Sepuluh keliling rak
telah aku putari. Belum puas rasanya. Pada rak sepuluh aku berhenti. Sebuah
buku Terang Bulan ditangan kiriku tak seterang suasana hatiku. Sudah berapa
waktu juga aku coba hilangkan dan mau tidak mau berdatangan juga hari yang
lalu. Bayang-bayangmu. Aku memejam mata, aku ingat ketika itu, saat aku membuka
mata kutemukan dirimu pas disampingku sedang mengorek-orek buku-buku yang
berantakan di rak itu. Aku masih tidak begitu peduli. Sampai kau bertanya
padaku. “hei kamu, maukah kamu membantuku?.” Pintamu. “hei.. tentu, apa yang
mau dibantu?.” Jawabku polos. Kau pun mengatakan.”maukah kamu mendengarkan
ceritaku?.” Aku hanya tersenyum...
Memang salah ku benar waktu itu. Tidak aku catat
benar-benar apa yang aku katakan padamu. Tapi sudah terlampau lama kau rasai,
dan sepi tak hingga. Tidak kutemukan bahasa rindumu lagi dan wajahmu yang
bertumpu separuh tangan. Rindumu sebelum waktu ini: “tahu kah kamu?.” Tanyamu.
“tahu apa?.” Aku balik bertanya. “saat aku rindu padamu, aku bisa membuat
seribu puisi rindu.” Katamu. “lalu aku bisa apa?.” Tanyaku lagi. “kamu bisa
membacanya, untukku.”
Aku memejamkan mata. Tidak kutemukan makna Nocturno atau Fragment-nya pujangga muda itu..............................................
Juga tidak bernyawa.
.............................................
.............................................

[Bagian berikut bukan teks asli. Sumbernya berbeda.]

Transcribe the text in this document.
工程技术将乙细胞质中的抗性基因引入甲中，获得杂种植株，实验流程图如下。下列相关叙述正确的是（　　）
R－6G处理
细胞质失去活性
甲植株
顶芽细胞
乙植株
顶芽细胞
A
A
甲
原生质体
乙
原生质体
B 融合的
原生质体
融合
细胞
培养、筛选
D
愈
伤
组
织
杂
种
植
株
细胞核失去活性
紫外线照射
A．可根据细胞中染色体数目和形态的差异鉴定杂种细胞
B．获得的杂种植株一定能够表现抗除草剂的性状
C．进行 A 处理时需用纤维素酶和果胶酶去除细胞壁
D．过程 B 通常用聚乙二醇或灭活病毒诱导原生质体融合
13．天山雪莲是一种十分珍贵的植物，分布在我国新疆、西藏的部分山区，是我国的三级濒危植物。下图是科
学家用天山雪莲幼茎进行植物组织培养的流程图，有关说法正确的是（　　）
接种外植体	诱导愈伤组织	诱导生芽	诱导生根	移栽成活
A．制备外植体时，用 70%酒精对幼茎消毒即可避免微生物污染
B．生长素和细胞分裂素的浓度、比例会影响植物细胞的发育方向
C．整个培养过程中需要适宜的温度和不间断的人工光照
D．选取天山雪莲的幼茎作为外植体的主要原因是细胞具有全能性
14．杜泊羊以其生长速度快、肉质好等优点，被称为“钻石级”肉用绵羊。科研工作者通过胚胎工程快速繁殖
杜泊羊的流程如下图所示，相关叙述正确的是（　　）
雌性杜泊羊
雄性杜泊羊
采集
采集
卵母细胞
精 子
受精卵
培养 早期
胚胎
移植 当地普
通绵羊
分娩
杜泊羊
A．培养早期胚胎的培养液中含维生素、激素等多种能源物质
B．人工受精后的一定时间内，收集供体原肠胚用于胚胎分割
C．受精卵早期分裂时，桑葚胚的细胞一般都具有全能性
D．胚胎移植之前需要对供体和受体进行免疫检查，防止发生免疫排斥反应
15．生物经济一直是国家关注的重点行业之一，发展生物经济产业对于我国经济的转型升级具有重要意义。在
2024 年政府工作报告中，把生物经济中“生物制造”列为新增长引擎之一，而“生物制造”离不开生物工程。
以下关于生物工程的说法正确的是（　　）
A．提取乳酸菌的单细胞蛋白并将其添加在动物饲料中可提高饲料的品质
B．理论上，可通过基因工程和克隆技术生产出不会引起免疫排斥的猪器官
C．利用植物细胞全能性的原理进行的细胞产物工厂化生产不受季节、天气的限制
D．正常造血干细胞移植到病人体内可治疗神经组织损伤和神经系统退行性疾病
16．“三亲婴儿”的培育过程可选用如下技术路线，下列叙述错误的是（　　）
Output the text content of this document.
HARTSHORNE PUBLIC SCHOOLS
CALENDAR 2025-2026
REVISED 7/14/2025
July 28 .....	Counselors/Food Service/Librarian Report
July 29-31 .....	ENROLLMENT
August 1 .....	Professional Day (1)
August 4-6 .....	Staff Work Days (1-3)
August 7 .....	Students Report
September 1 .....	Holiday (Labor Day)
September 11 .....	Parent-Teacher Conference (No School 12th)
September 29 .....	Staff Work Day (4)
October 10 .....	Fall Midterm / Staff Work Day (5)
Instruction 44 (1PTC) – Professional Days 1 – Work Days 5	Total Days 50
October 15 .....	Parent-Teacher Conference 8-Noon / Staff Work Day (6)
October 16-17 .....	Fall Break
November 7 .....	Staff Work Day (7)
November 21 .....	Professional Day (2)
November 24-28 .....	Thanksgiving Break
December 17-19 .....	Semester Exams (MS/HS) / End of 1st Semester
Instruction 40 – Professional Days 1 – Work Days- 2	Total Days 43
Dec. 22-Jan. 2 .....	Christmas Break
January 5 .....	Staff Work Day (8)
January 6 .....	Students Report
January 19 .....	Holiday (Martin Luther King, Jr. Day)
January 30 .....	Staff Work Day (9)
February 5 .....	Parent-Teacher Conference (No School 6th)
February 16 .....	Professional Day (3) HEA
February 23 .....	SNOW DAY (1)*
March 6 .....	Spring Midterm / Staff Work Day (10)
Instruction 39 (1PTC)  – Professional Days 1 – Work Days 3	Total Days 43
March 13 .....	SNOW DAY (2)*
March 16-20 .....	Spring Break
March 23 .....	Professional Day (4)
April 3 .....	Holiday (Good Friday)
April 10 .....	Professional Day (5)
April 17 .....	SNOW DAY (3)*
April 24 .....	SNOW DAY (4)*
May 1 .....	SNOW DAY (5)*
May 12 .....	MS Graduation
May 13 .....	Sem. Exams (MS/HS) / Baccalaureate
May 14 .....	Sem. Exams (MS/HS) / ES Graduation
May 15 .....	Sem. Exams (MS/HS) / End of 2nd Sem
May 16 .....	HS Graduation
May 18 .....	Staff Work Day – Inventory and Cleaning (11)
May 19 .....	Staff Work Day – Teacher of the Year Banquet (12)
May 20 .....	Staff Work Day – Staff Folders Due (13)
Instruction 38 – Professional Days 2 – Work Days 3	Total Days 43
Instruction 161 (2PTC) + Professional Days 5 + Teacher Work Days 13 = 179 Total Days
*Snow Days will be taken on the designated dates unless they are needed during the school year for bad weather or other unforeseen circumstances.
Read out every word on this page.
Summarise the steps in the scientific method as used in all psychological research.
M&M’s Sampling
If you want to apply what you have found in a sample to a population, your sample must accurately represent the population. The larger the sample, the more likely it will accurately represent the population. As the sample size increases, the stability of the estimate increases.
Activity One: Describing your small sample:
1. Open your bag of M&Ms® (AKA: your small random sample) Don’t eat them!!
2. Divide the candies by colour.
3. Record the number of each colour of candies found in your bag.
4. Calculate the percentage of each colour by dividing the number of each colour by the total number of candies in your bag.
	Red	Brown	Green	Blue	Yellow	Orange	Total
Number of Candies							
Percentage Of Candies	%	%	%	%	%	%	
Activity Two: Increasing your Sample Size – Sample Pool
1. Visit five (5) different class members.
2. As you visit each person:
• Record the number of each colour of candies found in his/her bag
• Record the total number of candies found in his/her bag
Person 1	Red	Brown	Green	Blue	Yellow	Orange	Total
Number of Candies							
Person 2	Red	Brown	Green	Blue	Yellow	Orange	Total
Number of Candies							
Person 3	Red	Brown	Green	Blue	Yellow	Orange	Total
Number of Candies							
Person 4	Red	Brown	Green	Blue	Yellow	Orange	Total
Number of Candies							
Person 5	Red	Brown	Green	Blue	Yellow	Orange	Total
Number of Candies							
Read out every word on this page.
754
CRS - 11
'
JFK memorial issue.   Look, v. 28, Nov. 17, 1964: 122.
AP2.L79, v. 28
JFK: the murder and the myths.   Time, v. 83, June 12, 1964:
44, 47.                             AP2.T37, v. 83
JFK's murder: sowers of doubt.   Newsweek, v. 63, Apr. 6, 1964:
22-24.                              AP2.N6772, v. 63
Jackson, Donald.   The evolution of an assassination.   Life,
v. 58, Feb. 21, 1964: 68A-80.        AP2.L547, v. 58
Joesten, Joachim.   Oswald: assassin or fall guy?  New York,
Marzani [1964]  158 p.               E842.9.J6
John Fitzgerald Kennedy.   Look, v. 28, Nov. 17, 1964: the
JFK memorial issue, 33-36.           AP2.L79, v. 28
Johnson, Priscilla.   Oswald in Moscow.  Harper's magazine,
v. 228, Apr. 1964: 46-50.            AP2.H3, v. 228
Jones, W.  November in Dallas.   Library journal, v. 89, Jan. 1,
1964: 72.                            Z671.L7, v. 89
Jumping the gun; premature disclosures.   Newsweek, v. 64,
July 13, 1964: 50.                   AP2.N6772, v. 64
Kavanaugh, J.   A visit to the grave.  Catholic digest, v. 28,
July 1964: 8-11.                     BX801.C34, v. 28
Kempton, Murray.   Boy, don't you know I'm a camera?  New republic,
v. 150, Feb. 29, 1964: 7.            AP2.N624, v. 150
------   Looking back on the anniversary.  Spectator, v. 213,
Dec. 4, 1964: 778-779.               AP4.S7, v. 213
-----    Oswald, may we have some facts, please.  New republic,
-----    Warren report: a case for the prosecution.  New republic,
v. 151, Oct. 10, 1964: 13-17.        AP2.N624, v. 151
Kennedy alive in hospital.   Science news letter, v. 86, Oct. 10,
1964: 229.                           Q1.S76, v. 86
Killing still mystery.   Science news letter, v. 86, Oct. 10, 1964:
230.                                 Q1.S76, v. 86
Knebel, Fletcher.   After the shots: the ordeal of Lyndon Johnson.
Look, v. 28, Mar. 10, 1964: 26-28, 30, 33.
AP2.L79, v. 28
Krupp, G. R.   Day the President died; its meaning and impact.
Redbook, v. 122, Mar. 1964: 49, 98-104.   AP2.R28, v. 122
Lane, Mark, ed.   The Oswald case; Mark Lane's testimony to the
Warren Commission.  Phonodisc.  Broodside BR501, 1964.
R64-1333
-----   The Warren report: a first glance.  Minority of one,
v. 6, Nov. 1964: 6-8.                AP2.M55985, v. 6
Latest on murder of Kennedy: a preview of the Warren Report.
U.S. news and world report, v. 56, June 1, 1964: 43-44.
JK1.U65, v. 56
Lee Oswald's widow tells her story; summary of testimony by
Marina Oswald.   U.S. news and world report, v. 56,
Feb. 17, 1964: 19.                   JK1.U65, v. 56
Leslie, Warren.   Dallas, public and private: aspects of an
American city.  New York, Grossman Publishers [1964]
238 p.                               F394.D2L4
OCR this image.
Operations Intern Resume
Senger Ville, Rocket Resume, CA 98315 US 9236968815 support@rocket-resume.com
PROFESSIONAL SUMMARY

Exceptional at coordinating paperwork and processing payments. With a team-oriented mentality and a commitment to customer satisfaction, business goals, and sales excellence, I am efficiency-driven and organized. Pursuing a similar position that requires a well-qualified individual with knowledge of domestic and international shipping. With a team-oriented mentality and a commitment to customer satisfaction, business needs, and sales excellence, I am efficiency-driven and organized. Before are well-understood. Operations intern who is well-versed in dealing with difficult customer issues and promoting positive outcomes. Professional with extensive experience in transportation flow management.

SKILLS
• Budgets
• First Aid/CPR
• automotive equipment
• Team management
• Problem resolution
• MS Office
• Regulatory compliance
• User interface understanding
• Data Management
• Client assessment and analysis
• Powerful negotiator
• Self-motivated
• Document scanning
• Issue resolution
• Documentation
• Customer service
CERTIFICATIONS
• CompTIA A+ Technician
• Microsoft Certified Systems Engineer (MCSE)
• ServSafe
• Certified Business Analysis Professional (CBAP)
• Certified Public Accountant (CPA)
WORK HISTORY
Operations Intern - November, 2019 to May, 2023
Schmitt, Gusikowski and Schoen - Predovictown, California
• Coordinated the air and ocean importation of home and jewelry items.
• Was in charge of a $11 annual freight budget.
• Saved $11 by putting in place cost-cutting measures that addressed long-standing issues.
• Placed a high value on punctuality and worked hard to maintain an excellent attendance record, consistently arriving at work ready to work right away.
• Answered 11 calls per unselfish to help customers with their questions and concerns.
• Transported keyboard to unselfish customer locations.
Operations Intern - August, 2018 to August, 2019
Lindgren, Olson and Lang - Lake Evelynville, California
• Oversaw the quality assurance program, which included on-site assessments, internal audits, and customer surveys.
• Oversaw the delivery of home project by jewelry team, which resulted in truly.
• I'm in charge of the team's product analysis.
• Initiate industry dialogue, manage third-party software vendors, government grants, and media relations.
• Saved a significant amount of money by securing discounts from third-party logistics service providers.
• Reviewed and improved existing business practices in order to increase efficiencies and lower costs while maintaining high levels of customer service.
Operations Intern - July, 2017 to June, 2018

Pena dan penyair keduanya mati,
Berpalingan!
Belum sampai hati dan
pikiranku untuk memaknainya. Dengan apa lagi aku harus memaknainya? Atau apakah
aku harus mengalaminya terlebih dulu?. Sudahlah. Aku membuka mata. Dan, lihat
apa yang kutemukan....
“Cinta itu luar
biasa. Tapi tahu kah kamu apa yang luar biasa darinya?.” Aku hanya tersenyum
mendengar ceritamu. “saat-saat bersamanya.” Lanjutmu. “coba kamu bayangkan,
kalau Jack dan Rose tidak pernah bertemu. Titanic akan tenggelam dengan sia-sia
bukan.” kamu menghela nafas. “walaupun mereka tidak bisa bersama selamanya.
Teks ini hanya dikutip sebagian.